Cancer Research: Cancer Research funds scientists, doctors and nurses to identify new and improved treatments for a wide range of cancers. Funding 4,000 researchers in the UK, Cancer Research has contributed to the fact that cancer survival rates are steadily improving and have doubled in the last forty years.
The charity also has a policy development team which develops evidence-based policy that informs Government in its policy-making and decisions relating to cancer and
research. A final aspect of the charity’s work is the provision of clear information to the public about different types of cancer.
You can find out more at www.cancerresearchuk.org

The Folly Wildlife Trust: Situated locally in Broadwater Forest, the Folly Wildlife Trust rescues and rehabilitates wild animals that have been injured or abandoned. They work throughout West Kent and East Sussex. Every year, thousands of wildlife casualties are treated after being injured in accidents involving some
form of human activity, such as entanglement in plastic netting, fencing or fishing line, road traffic accidents or injury caused by garden machinery to name just a few. The Trust also specializes in the hand-rearing of mammals,including hedgehogs, badgers, foxes, mice, rabbits and even deer, as well as over two thousand nestling and fledgling birds of all species.

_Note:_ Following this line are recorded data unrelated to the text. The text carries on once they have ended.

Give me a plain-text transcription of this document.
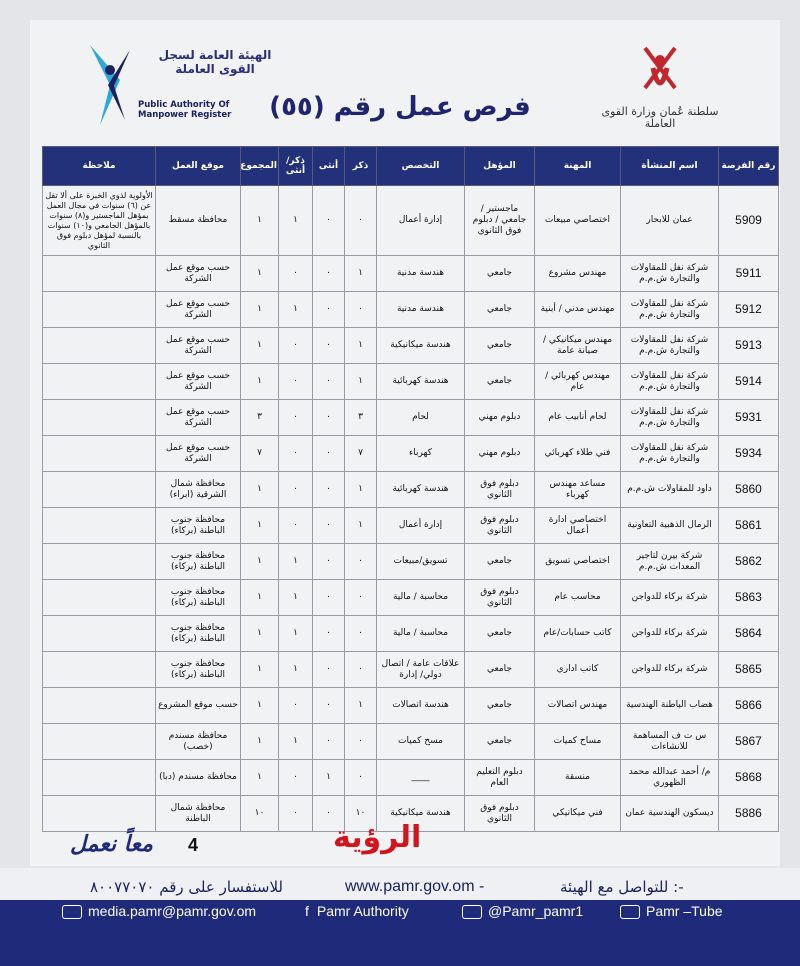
الهيئة العامة لسجل القوى العاملة
Public Authority Of Manpower Register	سلطنة عُمان وزارة القوى العاملة
فرص عمل رقم (٥٥)
رقم الفرصة	اسم المنشأة	المهنة	المؤهل	التخصص	ذكر	أنثى	ذكر/ أنثى	المجموع	موقع العمل	ملاحظة
5909	عمان للابحار	اختصاصي مبيعات	ماجستير / جامعي / دبلوم فوق الثانوي	إدارة أعمال	٠	٠	١	١	محافظة مسقط	الأولوية لذوي الخبرة على ألا تقل عن (٦) سنوات في مجال العمل بمؤهل الماجستير و(٨) سنوات بالمؤهل الجامعي و(١٠) سنوات بالنسبة لمؤهل دبلوم فوق الثانوي
5911	شركة نفل للمقاولات والتجارة ش.م.م	مهندس مشروع	جامعي	هندسة مدنية	١	٠	٠	١	حسب موقع عمل الشركة	
5912	شركة نفل للمقاولات والتجارة ش.م.م	مهندس مدني / أبنية	جامعي	هندسة مدنية	٠	٠	١	١	حسب موقع عمل الشركة	
5913	شركة نفل للمقاولات والتجارة ش.م.م	مهندس ميكانيكي / صيانة عامة	جامعي	هندسة ميكانيكية	١	٠	٠	١	حسب موقع عمل الشركة	
5914	شركة نفل للمقاولات والتجارة ش.م.م	مهندس كهربائي / عام	جامعي	هندسة كهربائية	١	٠	٠	١	حسب موقع عمل الشركة	
5931	شركة نفل للمقاولات والتجارة ش.م.م	لحام أنابيب عام	دبلوم مهني	لحام	٣	٠	٠	٣	حسب موقع عمل الشركة	
5934	شركة نفل للمقاولات والتجارة ش.م.م	فني طلاء كهربائي	دبلوم مهني	كهرباء	٧	٠	٠	٧	حسب موقع عمل الشركة	
5860	داود للمقاولات ش.م.م	مساعد مهندس كهرباء	دبلوم فوق الثانوي	هندسة كهربائية	١	٠	٠	١	محافظة شمال الشرقية (ابراء)	
5861	الرمال الذهبية التعاونية	اختصاصي ادارة أعمال	دبلوم فوق الثانوي	إدارة أعمال	١	٠	٠	١	محافظة جنوب الباطنة (بركاء)	
5862	شركة بيرن لتاجير المعدات ش.م.م	اختصاصي تسويق	جامعي	تسويق/مبيعات	٠	٠	١	١	محافظة جنوب الباطنة (بركاء)	
5863	شركة بركاء للدواجن	محاسب عام	دبلوم فوق الثانوي	محاسبة / مالية	٠	٠	١	١	محافظة جنوب الباطنة (بركاء)	
5864	شركة بركاء للدواجن	كاتب حسابات/عام	جامعي	محاسبة / مالية	٠	٠	١	١	محافظة جنوب الباطنة (بركاء)	
5865	شركة بركاء للدواجن	كاتب اداري	جامعي	علاقات عامة / اتصال دولي/ إدارة	٠	٠	١	١	محافظة جنوب الباطنة (بركاء)	
5866	هضاب الباطنة الهندسية	مهندس اتصالات	جامعي	هندسة اتصالات	١	٠	٠	١	حسب موقع المشروع	
5867	س ت ف المساهمة للانشاءات	مساح كميات	جامعي	مسح كميات	٠	٠	١	١	محافظة مسندم (خصب)	
5868	م/ أحمد عبدالله محمد الظهوري	منسقة	دبلوم التعليم العام	____	٠	١	٠	١	محافظة مسندم (دبا)	
5886	ديسكون الهندسية عمان	فني ميكانيكي	دبلوم فوق الثانوي	هندسة ميكانيكية	١٠	٠	٠	١٠	محافظة شمال الباطنة	
معاً نعمل 4	الرؤية
للاستفسار على رقم ٨٠٠٧٧٠٧٠	www.pamr.gov.om -	للتواصل مع الهيئة :-
media.pamr@pamr.gov.om	f Pamr Authority	@Pamr_pamr1	Pamr –Tube
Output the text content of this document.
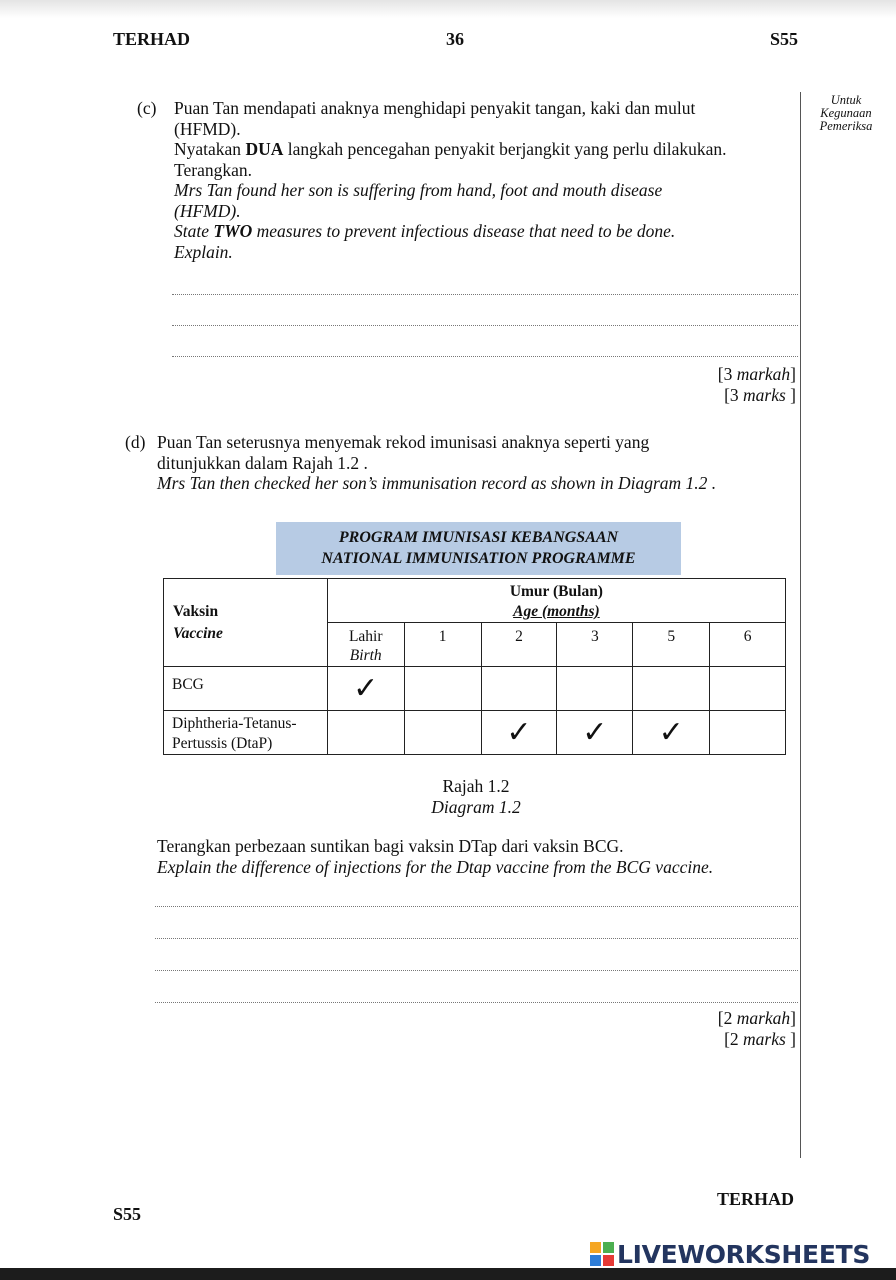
TERHAD	36	S55
Untuk
Kegunaan
Pemeriksa
(c) Puan Tan mendapati anaknya menghidapi penyakit tangan, kaki dan mulut
(HFMD).
Nyatakan DUA langkah pencegahan penyakit berjangkit yang perlu dilakukan.
Terangkan.
Mrs Tan found her son is suffering from hand, foot and mouth disease
(HFMD).
State TWO measures to prevent infectious disease that need to be done.
Explain.
[3 markah]
[3 marks ]
(d) Puan Tan seterusnya menyemak rekod imunisasi anaknya seperti yang
ditunjukkan dalam Rajah 1.2 .
Mrs Tan then checked her son’s immunisation record as shown in Diagram 1.2 .
PROGRAM IMUNISASI KEBANGSAAN
NATIONAL IMMUNISATION PROGRAMME
Vaksin
Vaccine	Umur (Bulan)
Age (months)					

	Lahir
Birth	1	2	3	5	6

BCG	✓					

Diphtheria-Tetanus-
Pertussis (DtaP)			✓	✓	✓	
Rajah 1.2
Diagram 1.2
Terangkan perbezaan suntikan bagi vaksin DTap dari vaksin BCG.
Explain the difference of injections for the Dtap vaccine from the BCG vaccine.
[2 markah]
[2 marks ]
S55
TERHAD
LIVEWORKSHEETS
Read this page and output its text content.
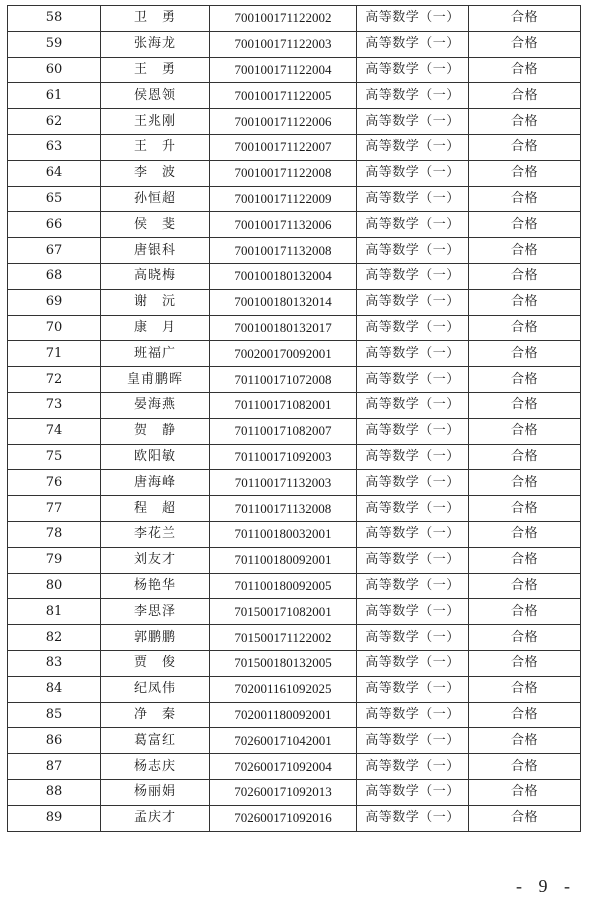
58	卫　勇	700100171122002	高等数学（一）	合格
59	张海龙	700100171122003	高等数学（一）	合格
60	王　勇	700100171122004	高等数学（一）	合格
61	侯恩领	700100171122005	高等数学（一）	合格
62	王兆刚	700100171122006	高等数学（一）	合格
63	王　升	700100171122007	高等数学（一）	合格
64	李　波	700100171122008	高等数学（一）	合格
65	孙恒超	700100171122009	高等数学（一）	合格
66	侯　斐	700100171132006	高等数学（一）	合格
67	唐银科	700100171132008	高等数学（一）	合格
68	高晓梅	700100180132004	高等数学（一）	合格
69	谢　沅	700100180132014	高等数学（一）	合格
70	康　月	700100180132017	高等数学（一）	合格
71	班福广	700200170092001	高等数学（一）	合格
72	皇甫鹏晖	701100171072008	高等数学（一）	合格
73	晏海燕	701100171082001	高等数学（一）	合格
74	贺　静	701100171082007	高等数学（一）	合格
75	欧阳敏	701100171092003	高等数学（一）	合格
76	唐海峰	701100171132003	高等数学（一）	合格
77	程　超	701100171132008	高等数学（一）	合格
78	李花兰	701100180032001	高等数学（一）	合格
79	刘友才	701100180092001	高等数学（一）	合格
80	杨艳华	701100180092005	高等数学（一）	合格
81	李思泽	701500171082001	高等数学（一）	合格
82	郭鹏鹏	701500171122002	高等数学（一）	合格
83	贾　俊	701500180132005	高等数学（一）	合格
84	纪凤伟	702001161092025	高等数学（一）	合格
85	净　秦	702001180092001	高等数学（一）	合格
86	葛富红	702600171042001	高等数学（一）	合格
87	杨志庆	702600171092004	高等数学（一）	合格
88	杨丽娟	702600171092013	高等数学（一）	合格
89	孟庆才	702600171092016	高等数学（一）	合格
- 9 -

You can find out more at www.follywildliferescue.org.uk

The World Wildlife Fund for Nature: The World Wildlife Fund works around the world to protect endangered habitats and animals. Its work focuses in 6 key areas:
  • Ensuring that the populations of 10 of the world’s most threatened species are safeguarded.
  • Increasing the area of forests and oceans that are effectively managed and protected.
  • Ensuring that four of the world’s great rivers – the Yangtze, Mekong, Ganges and Amazon – have secured or improved flows, and that UK rivers are restored.
  • Working to radically change the timber and seafood sectors in the UK.
  • Aiming to shift energy policy and reduce carbon emissions to avoid the impact of climate change.
  • Ensuring that the true value of nature is reflected in political and economic decision-making.